Il ministro degli Esteri israeliano ha chiesto al Consiglio di Sicurezza e al Segretario generale delle Nazioni Unite di intervenire sulla situazione libanese. In particolare, con una lettera del 25 marzo, ha sollecitato l’adozione di provvedimenti rivolti alla condanna degli attacchi condotti contro i civili israeliani da parte di Hezbollah e alla designazione del gruppo filo-iraniano quale organizzazione terroristica. Ha poi chiesto che le autorità legittime libanesi siano richiamate all’osservanza dei propri obblighi di contrasto e neutralizzazione delle milizie terroristiche, e che la Repubblica Islamica dell’Iran sia chiamata a rispondere del sostegno e delle forniture belliche che garantisce a quelle formazioni.

L’Organizzazione delle Nazioni Unite – con la sostanziale complicità che la propria inerzia offre al tentacolo iraniano in Libano – interpreta il proprio ruolo di presunta interposizione legalitaria e umanitaria lasciando correre, per un verso, le violazioni di cui si rende responsabile Hezbollah e, per altro verso, trasformando in lettera morta il dovere del governo libanese di ripristinare la sovranità sul proprio territorio, divenuto il latifondo di uno dei più potenti eserciti terroristici del mondo.

Questa responsabilità onusiana è poi tanto più grave oggi, vale a dire nel momento in cui il regime iraniano è condannato per gli attacchi indiscriminati in cui si sta esercitando nei confronti di una pluralità di Paesi dell’area. Il Libano, in questo quadro, e proprio in forza dall’assenza di intervento della comunità internazionale, assume sempre più platealmente i tratti di una specie di zona franca, una riserva protetta per Hezbollah e un tavolo di carambola per l’Iran che conduce i suoi giochi destabilizzanti da quella piattaforma sottratta a qualsiasi controllo.

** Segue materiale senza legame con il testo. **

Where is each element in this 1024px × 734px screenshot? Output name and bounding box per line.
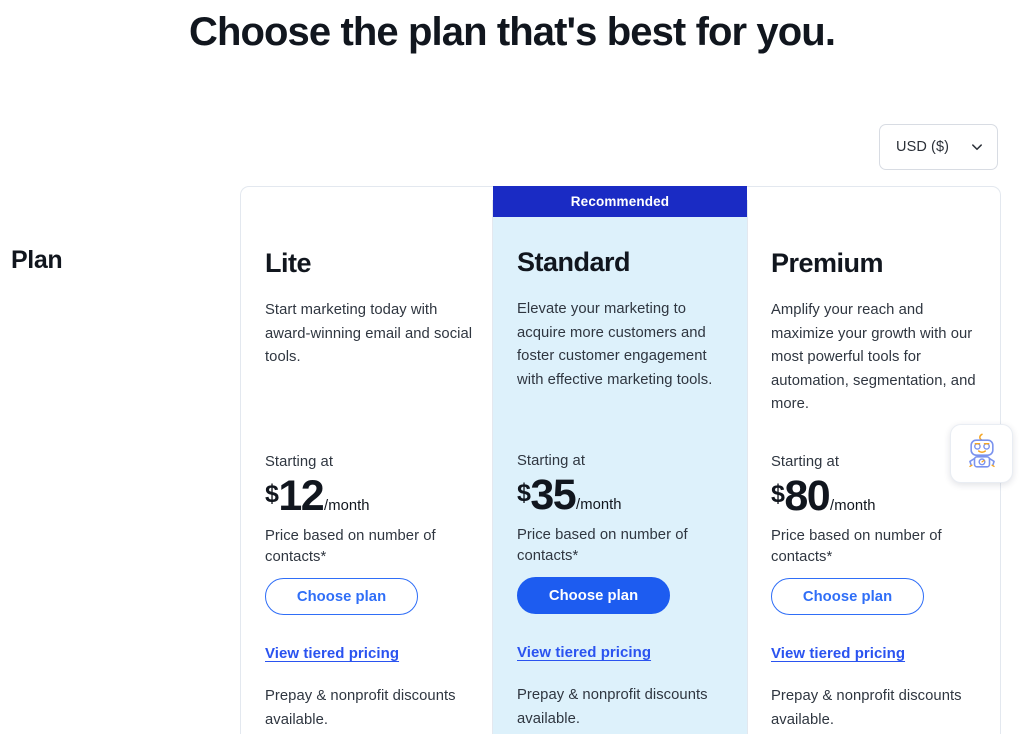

Anche in questo caso, non dovrebbe essere solo Israele a denunciare la situazione. Una comunità internazionale indifferente al lancio di centinaia di missili contro i civili israeliani dovrebbe comprendere che – giusto come Gaza nelle mani di Hamas – il Libano infestato da Hezbollah non è più un problema soltanto per lo Stato ebraico, ma per tutta la regione. La realtà è che il mantenimento in efficienza di una pertinenza iraniana al confine di Israele provoca le conseguenze più gravi e vaste che ormai denunciano anche molti Paesi arabi, i quali appaiono più lungimiranti di queste Nazioni Unite raggomitolate nella propria dannosissima irrilevanza.